Boston Cream Pie Cake Roll
Author: Nikki
A delicious sponge cake filled with an incredible cream filling and topped with a rich chocolate ganache! This is one unforgettable recipe that is a complete show stopper!
  • 2 Tablespoons butter.
  • 3 eggs
  • 1 cup + 2 tablespoons granulated sugar
  • ⅓ cup water
  • 1 teaspoon vanilla
  • ¾ cup flour
  • 1 teaspoon baking powder
  • ¼ teaspoon salt
  • ¾ cup mini semi-sweet chocolate chips
  • ¼ cup half and half
  • ¼ cup powdered sugar
Sponge Cake
  1. Preheat oven to 375 degrees F.
  2. Line 15x10x1 with parchment paper. Grease with 2 Tablespoons butter.
  3. In a large mixing bowl beat eggs and 1 cup sugar on high until it becomes a pale yellow and triples in volume. (About 8 minutes)
  4. Beat in water and vanilla on low speed.
  5. Sift flour, baking powder and salt into a smaller bowl and add half of it into the egg mixture. Gently mix until smooth. Add the other half and gently mix again.
  6. Sprinkle greased jellyroll pan evenly with the 2 remaining Tablespoons of sugar.

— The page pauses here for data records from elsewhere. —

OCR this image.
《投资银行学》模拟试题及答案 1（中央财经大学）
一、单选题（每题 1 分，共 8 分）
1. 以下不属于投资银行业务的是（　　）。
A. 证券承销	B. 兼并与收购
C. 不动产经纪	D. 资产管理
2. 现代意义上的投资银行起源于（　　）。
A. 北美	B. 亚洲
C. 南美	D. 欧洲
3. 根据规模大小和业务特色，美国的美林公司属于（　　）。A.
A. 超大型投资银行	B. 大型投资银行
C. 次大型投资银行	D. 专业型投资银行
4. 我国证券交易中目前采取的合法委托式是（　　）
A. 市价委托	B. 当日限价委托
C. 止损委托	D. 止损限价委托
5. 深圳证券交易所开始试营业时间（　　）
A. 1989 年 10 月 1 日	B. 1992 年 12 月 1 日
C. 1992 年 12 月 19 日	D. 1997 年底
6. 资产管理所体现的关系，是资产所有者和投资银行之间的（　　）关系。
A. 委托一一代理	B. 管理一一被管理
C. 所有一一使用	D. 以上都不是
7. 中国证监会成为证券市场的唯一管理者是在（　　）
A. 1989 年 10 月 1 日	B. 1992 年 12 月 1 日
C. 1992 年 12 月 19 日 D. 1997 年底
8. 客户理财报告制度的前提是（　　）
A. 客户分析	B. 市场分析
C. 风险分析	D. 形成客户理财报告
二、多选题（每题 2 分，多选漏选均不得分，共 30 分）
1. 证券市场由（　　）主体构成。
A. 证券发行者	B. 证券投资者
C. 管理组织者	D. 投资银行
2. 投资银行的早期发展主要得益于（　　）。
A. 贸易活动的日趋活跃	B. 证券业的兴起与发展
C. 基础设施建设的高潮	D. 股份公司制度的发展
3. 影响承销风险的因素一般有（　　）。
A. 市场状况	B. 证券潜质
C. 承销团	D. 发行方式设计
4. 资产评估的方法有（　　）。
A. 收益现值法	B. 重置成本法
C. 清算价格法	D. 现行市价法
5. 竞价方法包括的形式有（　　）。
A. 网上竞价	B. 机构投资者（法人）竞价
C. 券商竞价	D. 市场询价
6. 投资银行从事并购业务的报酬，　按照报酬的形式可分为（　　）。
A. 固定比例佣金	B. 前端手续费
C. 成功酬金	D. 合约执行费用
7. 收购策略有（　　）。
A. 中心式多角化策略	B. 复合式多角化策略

  7. Pour batter into the pan and spread it evenly over the pan evenly to all edges and corners.
  8. Bake about 12-15 minutes. Cake is done with it springs back when touched.
  9. Cool for about 2 minutes and then gently flip it out onto upside down onto towel. Carefully peel off parchment paper. While cake is still hot, carefully roll cake and towel from narrow end. Cool on cooling rack at least 30 minutes.
While cake is cooling, prepare filling. Click here for the Easy Bavarian Cream recipe.
  1. When cake roll is cooled, unroll the cake remove towel.
  2. Carefully spread cream filling over the top of cake. If it seems to thick, add a little more milk a Tablespoon at a time until it is a tad bit thinner. Carefully roll up cake.
  1. In a small microwavable bowl combine chocolate chip and half and half. Microwave on high for 45 seconds. Stir and repeat in 30 second increments until chocolate is melted. Add powder sugar and stir until smooth.
  2. Carefully drizzle and spread over the top of cake.
  3. Refrigerate for it least 2 hours before serving.